If you want the initial velocity and angle of the projectile that follows
the trajectory $y = ax + bx^2,$
you have to solve for $v_0$ and $\theta$ in terms of $a,$ $b,$
and $g.$
Update: For reference, it may be helpful to show the derivation of $v_0$ and $\theta$ from $a$ and $b.$ We suppose that we are given the path
$$ y = ax + bx^2 $$
for some given (known) values of $a$ and $b.$
This can only be a projectile trajectory if the same path is also given by an equation of the form
$$ y = (\tan\theta)x - \left(\frac{g}{2v_0^2\cos^2\theta}\right)x^2$$
for some values of $v_0,$ $\theta,$ and $g.$
In order for both equations to describe the same path, the right hand side must be the same polynomial in each equation. This means the coefficient of $x$ must be the same each time, and the coefficient of $x^2$ must be the same. So we have a projectile trajectory only if we can simultaneously solve these two equations:
\begin{align}
a &= \tan\theta, \\
b &= -\frac{g}{2v_0^2\cos^2\theta} = -\frac{g}{2v_0^2}\sec^2\theta.
\end{align}
From the first of these equations we have $\theta = \tan^{-1}(a)$
(for a projectile that travels over the part of the parabola for
which $x \geq 0$)
or $\theta = \tan^{-1}(a) + \pi$ (for the other part of the parabola).

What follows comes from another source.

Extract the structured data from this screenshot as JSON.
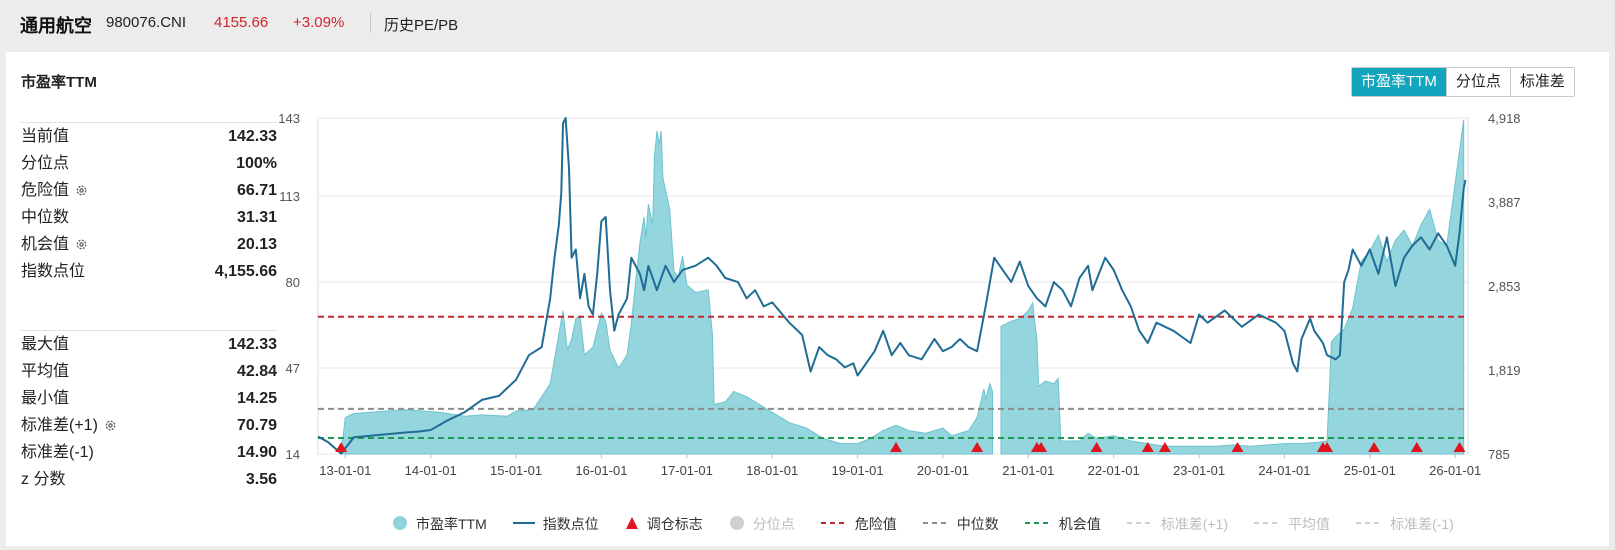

Using the identity $\sec^2\theta = 1 + \tan^2\theta,$ we have
$$
b = -\frac{g}{2v_0^2}\sec^2\theta = -\frac{g}{2v_0^2}(1 + \tan^2\theta),
$$
and using the fact that $a = \tan\theta,$
$$
b = -\frac{g}{2v_0^2}(1 +a^2).
$$
If $g$ is known, then there is only one unknown in this last equation,
$v_0.$ To find $v_0$ we first isolate $v_0^2$ on one side of the equation:
$$
v_0^2 = -\frac{g(1 + a^2)}{2b}.
$$
The left side must be positive; making the usual assumption that $g > 0,$ and and noticing that $1 + a^2$ is necessarily positive,
we conclude that we can only solve this equation if $b < 0.$
Provided that $b < 0,$ we find that
$$
v_0 = \sqrt{-\frac{g(1 + a^2)}{2b}},
$$
so we have derived both the angle and initial velocity from the coefficients $a$ and $b.$ Moreover, this derivation always works as long as $b < 0$:
any downward-opening parabola is the path of a projectile trajectory.